Maybe you can tell me where the entertainment is in pretend zombies and vampires, and in haunted houses dripping with viscera.
Fangs for the memories?
Death has fascinated the living: forever.
The Egyptians spent their lives preparing their royalty for death. More specifically, afterlife. And they have provided us with everlasting memorials, and archaeologists with everlasting employment.
Author (“Peter Pan”) J. M. Barrie said, “To die will be an awfully big adventure.”
That’s one way to look at it. However, I have no plans to precede death with faked death, via violent video games, or action films, or staggering through Douglas County looking like I survived a shooting.
I admit I was a fan of Universal’s 1930s horror films, especially “Frankenstein,” “The Wolfman,” and “The Mummy.”
Additionally, “The Invisible Man,” directed by James Whale (the subject of 1998’s “Gods and Monsters”), while not exactly a horror film, is close to one, and holds up to this day as an example of exceptional filmmaking.
For part of the film, actor Claude Rains resembles a mummy.
Those films, while depicting violence and death, were bloodless.
Along the way, films changed along with everything else.
Actual deaths have been shown on television, and are readily available online.
“Simulated Deaths” is director Quentin Tarantino’s middle name, but he wasn’t the first.
Director Sam Peckinpah, and others, choreographed death and made it look fashionable.
When I was in college, I heard about a band named Alice Cooper. A band comprised of young men named after a female would have been enough to counter the Beach Boys, for example, but when I heard their live act (as it were) glamorized death, I veered away from them.
It turned out “Alice” was a scrawny kid from a Phoenix suburb who became a pretty good golfer, and not much of a threat to the women and children of America.
Nevertheless, I don’t comprehend the attraction.
I am not a deep-dish philosopher, but if I were one, perhaps I would say that we sometimes offset the fear of death or the reality of death with things like “Day of the Dead” and zombie crawls.

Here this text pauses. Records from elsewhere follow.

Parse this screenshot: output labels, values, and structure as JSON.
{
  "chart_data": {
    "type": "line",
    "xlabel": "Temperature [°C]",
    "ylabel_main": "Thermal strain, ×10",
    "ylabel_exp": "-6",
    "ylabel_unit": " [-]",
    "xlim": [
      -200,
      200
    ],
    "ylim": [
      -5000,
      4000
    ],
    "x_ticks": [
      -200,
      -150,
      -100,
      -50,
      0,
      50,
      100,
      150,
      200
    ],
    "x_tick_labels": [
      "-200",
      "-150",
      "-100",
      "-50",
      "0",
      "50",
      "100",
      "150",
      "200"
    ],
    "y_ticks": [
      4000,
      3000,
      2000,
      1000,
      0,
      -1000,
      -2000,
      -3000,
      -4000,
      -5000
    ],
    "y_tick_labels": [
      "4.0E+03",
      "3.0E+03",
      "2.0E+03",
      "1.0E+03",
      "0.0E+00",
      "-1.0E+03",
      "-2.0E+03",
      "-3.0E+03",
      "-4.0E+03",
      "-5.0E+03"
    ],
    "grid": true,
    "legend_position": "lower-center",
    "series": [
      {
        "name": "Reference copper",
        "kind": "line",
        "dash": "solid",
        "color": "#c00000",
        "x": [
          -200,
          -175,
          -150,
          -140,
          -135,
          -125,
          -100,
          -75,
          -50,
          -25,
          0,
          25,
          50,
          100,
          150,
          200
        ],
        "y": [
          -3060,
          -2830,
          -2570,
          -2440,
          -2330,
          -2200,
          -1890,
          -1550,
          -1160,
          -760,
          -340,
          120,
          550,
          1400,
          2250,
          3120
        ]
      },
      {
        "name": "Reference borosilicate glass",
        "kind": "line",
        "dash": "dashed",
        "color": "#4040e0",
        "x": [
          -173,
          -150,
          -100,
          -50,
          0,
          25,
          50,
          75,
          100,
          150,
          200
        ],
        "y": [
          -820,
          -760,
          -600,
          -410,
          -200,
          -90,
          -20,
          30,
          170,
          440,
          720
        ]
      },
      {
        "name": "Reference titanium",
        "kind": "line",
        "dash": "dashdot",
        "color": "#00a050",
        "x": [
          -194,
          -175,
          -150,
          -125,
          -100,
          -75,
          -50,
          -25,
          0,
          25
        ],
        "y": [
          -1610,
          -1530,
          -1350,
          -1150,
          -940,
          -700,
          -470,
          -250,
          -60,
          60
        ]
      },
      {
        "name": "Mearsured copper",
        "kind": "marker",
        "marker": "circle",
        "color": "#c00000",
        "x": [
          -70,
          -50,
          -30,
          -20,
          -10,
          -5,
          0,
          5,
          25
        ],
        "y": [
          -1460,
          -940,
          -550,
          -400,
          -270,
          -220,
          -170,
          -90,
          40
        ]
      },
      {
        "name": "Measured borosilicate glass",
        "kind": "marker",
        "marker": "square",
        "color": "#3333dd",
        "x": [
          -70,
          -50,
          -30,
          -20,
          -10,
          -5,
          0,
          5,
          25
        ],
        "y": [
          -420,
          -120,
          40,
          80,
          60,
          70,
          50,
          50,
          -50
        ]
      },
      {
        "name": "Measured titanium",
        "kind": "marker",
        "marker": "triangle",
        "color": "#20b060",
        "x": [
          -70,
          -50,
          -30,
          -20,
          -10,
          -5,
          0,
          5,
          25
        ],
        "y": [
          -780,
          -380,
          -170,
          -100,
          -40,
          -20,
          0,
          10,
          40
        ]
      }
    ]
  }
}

Perhaps there is a factory-installed gene we share that makes us want to create and watch and play violent video games. I just wasn’t given one.
There have been discussions for years about the relationship, if any, between real-life horrors and shock films that feature exceptionally realistic decapitations, severed arms and legs, and buckets of blood.
The thought of being the director of what are called “splatter films” in the aftermath of something like the Las Vegas mass shooting would be untenable to me.
If there were no real-life instances of horror perhaps I would have a better understanding.
When I hear about two children being submerged in an oil tank by their father, I am not tempted by a matinee of anything similar.
Many others can find a significant difference between actual gore and staged gore. Not me.
My porch lights are off on Halloween.